There was definitely language and a framing that was predicated on the idea they were being hypocritical, and if I were thinking more clearly I would have scrubbed that when I realized we were only talking about the usage policy. There are a lot of things I would have changed looking back. Mikhail says he tried to tell me something like this but I found his critiques too confusing (like I thought he was saying mostly that it wasn’t bad to work with the military bc it was cybersecurity, where to me that wasn’t the crux) and so those changes did not occur to me.

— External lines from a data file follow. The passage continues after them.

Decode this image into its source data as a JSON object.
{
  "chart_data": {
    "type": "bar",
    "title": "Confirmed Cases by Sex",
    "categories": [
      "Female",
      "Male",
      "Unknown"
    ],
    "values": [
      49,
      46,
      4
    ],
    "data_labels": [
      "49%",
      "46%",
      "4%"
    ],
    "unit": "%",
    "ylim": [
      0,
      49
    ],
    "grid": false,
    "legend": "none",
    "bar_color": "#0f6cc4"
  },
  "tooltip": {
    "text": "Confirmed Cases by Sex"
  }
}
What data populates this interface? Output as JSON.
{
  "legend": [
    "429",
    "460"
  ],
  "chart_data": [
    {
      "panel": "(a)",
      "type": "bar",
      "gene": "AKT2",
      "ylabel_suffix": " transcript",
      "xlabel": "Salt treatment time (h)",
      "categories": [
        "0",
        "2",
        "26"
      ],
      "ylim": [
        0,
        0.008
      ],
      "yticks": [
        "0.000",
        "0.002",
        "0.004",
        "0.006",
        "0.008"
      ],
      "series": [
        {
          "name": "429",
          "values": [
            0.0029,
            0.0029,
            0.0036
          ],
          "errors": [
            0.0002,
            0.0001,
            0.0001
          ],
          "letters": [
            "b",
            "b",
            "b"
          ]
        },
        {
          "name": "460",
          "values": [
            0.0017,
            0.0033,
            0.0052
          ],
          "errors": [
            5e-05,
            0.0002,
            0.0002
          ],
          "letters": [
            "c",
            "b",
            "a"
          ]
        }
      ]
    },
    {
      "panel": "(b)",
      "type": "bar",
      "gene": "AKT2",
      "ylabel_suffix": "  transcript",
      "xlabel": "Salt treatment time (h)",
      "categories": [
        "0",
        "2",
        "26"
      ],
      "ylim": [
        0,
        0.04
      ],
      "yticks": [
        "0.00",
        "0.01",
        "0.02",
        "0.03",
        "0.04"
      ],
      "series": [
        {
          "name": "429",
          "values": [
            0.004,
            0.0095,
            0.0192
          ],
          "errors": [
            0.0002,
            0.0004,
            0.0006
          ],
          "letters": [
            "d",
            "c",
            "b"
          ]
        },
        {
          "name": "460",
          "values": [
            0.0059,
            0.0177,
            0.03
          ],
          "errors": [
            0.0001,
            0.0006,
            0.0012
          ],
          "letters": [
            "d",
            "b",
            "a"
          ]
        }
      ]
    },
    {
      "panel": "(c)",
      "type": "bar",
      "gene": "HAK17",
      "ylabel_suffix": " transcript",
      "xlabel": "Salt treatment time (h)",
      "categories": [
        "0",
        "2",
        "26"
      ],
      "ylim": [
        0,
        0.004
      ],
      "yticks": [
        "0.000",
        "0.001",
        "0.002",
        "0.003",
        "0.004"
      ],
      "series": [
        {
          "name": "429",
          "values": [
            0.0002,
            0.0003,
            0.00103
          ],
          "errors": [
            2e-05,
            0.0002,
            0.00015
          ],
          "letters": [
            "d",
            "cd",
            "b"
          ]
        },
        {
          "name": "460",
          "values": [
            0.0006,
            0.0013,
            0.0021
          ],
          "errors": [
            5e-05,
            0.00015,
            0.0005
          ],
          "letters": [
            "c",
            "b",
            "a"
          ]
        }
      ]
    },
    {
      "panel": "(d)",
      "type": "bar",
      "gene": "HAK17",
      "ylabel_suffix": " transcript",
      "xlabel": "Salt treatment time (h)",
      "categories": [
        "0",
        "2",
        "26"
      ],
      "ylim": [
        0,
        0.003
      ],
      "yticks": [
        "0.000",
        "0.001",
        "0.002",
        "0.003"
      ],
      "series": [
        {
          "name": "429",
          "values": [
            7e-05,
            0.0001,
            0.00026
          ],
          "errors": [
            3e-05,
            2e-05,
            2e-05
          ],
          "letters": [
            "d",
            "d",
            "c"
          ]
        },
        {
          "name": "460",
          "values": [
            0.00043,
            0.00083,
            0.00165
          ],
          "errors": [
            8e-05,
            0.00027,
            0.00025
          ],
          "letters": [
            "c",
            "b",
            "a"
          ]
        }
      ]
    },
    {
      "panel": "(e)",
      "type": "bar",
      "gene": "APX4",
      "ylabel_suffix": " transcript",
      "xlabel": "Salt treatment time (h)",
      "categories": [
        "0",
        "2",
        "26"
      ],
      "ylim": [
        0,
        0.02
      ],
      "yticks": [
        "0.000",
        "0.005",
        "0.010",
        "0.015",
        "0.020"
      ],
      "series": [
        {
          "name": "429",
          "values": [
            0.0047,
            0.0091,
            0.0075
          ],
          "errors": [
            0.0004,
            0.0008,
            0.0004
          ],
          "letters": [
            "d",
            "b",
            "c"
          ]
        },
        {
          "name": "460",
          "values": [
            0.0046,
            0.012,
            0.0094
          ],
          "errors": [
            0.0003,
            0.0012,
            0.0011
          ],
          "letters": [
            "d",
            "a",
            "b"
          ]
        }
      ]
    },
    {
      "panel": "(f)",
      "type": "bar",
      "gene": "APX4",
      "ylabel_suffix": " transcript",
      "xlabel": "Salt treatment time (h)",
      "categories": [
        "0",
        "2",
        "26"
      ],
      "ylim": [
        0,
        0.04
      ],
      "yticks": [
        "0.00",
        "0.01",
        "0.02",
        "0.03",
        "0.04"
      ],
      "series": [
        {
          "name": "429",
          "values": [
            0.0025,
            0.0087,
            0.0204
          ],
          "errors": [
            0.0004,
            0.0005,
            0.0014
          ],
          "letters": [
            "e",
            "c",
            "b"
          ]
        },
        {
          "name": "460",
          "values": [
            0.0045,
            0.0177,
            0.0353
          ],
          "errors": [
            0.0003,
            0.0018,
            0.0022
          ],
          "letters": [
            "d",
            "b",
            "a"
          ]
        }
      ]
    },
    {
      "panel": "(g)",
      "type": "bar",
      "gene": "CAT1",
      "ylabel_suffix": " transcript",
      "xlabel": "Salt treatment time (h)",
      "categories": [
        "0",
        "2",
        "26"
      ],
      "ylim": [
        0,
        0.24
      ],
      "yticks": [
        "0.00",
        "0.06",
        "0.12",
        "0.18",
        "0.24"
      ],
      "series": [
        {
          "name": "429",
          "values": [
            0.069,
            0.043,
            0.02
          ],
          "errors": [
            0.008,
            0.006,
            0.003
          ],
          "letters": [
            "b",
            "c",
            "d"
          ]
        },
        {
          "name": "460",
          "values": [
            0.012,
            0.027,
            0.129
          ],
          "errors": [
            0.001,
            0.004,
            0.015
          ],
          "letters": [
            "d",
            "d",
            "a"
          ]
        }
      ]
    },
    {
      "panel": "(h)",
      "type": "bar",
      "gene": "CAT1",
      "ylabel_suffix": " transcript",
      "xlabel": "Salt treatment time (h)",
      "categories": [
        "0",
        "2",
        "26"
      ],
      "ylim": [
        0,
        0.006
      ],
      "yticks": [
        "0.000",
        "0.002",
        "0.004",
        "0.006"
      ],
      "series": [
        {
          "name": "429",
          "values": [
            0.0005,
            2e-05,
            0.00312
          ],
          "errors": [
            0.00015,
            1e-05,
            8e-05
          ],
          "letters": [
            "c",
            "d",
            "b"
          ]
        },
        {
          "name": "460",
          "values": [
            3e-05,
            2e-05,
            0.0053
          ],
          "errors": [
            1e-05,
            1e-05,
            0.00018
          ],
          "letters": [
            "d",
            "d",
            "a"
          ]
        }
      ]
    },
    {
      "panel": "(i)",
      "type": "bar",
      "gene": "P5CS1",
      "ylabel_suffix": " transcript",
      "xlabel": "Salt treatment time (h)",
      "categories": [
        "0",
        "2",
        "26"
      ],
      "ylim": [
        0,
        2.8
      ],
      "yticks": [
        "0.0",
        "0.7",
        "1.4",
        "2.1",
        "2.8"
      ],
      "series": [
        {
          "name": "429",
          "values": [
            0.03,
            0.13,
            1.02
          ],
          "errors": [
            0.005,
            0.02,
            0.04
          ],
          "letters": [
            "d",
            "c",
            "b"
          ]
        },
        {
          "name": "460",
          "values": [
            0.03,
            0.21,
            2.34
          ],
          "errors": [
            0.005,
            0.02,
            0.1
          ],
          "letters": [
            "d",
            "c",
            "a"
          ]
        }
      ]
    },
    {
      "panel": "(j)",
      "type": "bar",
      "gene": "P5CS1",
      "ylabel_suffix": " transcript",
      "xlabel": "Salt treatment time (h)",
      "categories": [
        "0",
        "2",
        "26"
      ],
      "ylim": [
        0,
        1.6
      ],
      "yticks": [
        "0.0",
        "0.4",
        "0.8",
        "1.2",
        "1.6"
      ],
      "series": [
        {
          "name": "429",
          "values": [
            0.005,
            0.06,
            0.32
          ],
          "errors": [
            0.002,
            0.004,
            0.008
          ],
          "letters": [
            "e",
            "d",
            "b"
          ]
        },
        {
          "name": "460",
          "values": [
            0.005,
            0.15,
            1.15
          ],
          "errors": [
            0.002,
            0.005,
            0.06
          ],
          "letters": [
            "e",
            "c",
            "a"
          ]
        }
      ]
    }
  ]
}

I mainly did not realize these things because I was really busy with logistics, not because I needed to be in soldier mindset to do the protest. (EDIT: I mean, maybe some soldier mindset is required and takes a toll, but I don’t think it would have been an issue here. If someone had presented me with a press release with all the revisions I mentioned above to send out as a correction instead of the one I sent out, I would have thought it was better and sent it instead. The problem was more that I panicked and wanted to correct the mistake immediately and wasn’t thinking of other things that should be corrected because of it.) Mikhail may have felt I was being soldier-y bc I wouldn’t spend more time trying to figure out what he was talking about, but that had more to do with me thinking I had basically understood his point (which I took to be basically that I wasn’t including enough details in the promotional materials so people wouldn’t have a picture he considered accurate enough) and just disagreed with it (I thought space was limited and many rationalists do not appreciate the cost of extra words and thoughts in advocacy communication).

I appreciate this suggestion and, until Mikhail commented below saying this was not the case, I thought it might be an English as a second language issue where be didn’t understand that “deception” indicates intent. I would have been placated if any accusation of intentionally creating false impressions were removed from the post.

I think perhaps I had curse of knowledge on this because I did not think people would assume the work was combat or weapons-related. I did a lot of thinking about the issue before formulating it as the small ask and I was probably pretty out of touch with how a naive reader would interpret it. My commenter/proofreaders are also immersed in the issue and didn't offer the feedback that people would misunderstand it. In other communications I mentioned that weapons were still something the models cannot be used for (to say, "how do we know the next change won't be that they can work on weapons?"). 

I appreciate you framing your analysis without speculating on my motives or intent. I feel chagrined at having miscommunicated but I don't feel hurt and attacked. I appreciate the information. 

And then also at a high-level I feel like there was a rhetorical trick going on in the event messaging where I feel like the protest is organized around some "military bad because weapons bad" affect, without recognizing that the kind of relationship that OpenAI seems to have with the military seems pretty non-central for that kind of relationship (working on cybersecurity stuff, which I think by most people's lights is quite different).

This was not at all intentional, although we were concerned about a future where there was more engagement with the military including with weapons, so I can see someone thinking we were saying they were working with weapons now if they weren't paying close attention. Working on cybersecurity today is a foot in the door for more involvement with the military in the future, so I don't think it's so wrong to fear their involvement today because you don't want AI weapons. 

I do think that even after correcting the "charter"-mistake you continued to frame OpenAI usage policies as something that should be treated as some kind of contractual commitment of OpenAI that they walked back. 

I see what you mean here, and I might even have done this a bit because of the conflation of the two documents in my head that didn't get backpropagated away. I was rushing to correct the mistake and I didn't really step back to reframe the whole thing holistically.